Blonde Charity Mafia is a reality television series produced by Patty Ivins and Julie Pizzi of PB&J Television that followed the lives of three socialites whose lives revolved around charity events. Although the show never aired in the United States, it did air on MTV Australia, MTV UK, and MTV New Zealand, as well as on Star! and other channels in multiple other countries. The show was bootlegged from Europe, and had a cult-like following in the United States for a brief period of time.

== Network and premiere date changes and cancellation ==
Blonde Charity Mafia was developed by the Lifetime network, and filmed in September 2008 on location in Washington, D.C. After production was completed, Lifetime decided to sell the series to The CW rather than airing it.

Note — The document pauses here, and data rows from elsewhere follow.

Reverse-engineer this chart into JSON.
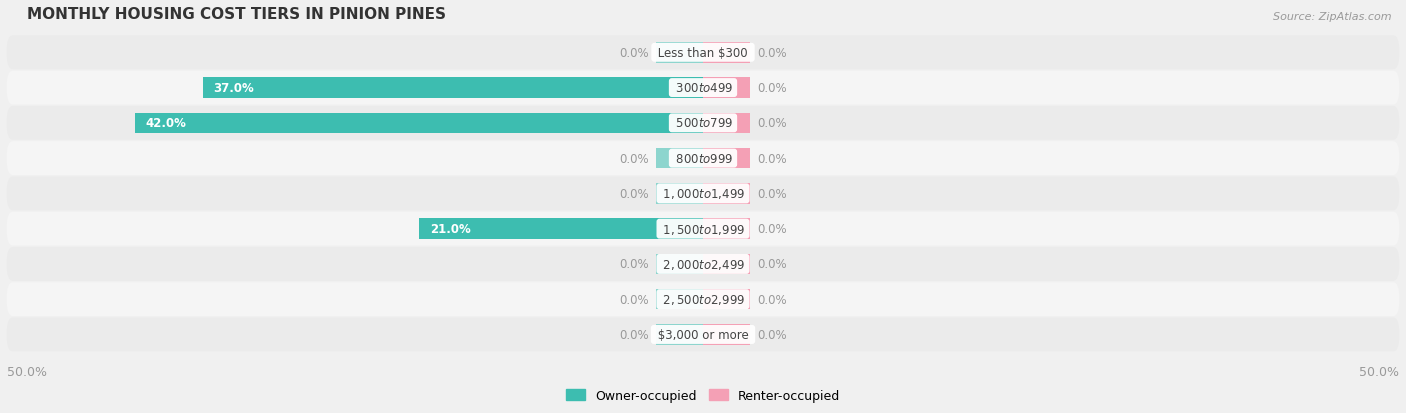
{
  "title": "MONTHLY HOUSING COST TIERS IN PINION PINES",
  "source": "Source: ZipAtlas.com",
  "categories": [
    "Less than $300",
    "$300 to $499",
    "$500 to $799",
    "$800 to $999",
    "$1,000 to $1,499",
    "$1,500 to $1,999",
    "$2,000 to $2,499",
    "$2,500 to $2,999",
    "$3,000 or more"
  ],
  "owner_values": [
    0.0,
    37.0,
    42.0,
    0.0,
    0.0,
    21.0,
    0.0,
    0.0,
    0.0
  ],
  "renter_values": [
    0.0,
    0.0,
    0.0,
    0.0,
    0.0,
    0.0,
    0.0,
    0.0,
    0.0
  ],
  "owner_color": "#3dbdb0",
  "owner_color_stub": "#8dd5ce",
  "renter_color": "#f4a0b5",
  "renter_color_stub": "#f4a0b5",
  "axis_limit": 50.0,
  "bar_height": 0.58,
  "stub_size": 3.5,
  "bg_color": "#f0f0f0",
  "row_even_color": "#ebebeb",
  "row_odd_color": "#f5f5f5",
  "label_color_outside": "#999999",
  "value_label_color_inside": "#ffffff",
  "value_label_color_outside": "#999999",
  "category_text_color": "#444444",
  "axis_tick_color": "#999999",
  "legend_owner": "Owner-occupied",
  "legend_renter": "Renter-occupied",
  "title_color": "#333333",
  "source_color": "#999999"
}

The CW scheduled the series premiere for July 7, 2009 at 9 p.m. Eastern/8 p.m. Central. However, the network later decided to forgo all new programming for that summer, and planned to broadcast the series in the winter as a midseason replacement. Sometime after that, The CW apparently lost interest in the show; it removed references to the series from its websites, and on December 29, officially confirmed that it would not air on the network. Blonde Charity Mafia was apparently dropped in favor of two reality series developed by The CW, Fly Girls, about Virgin America flight attendants, and High Society, which followed socialite Tinsley Mortimer. On May 20, 2010, not long after completing their eight-episode runs, both of these series were canceled as well.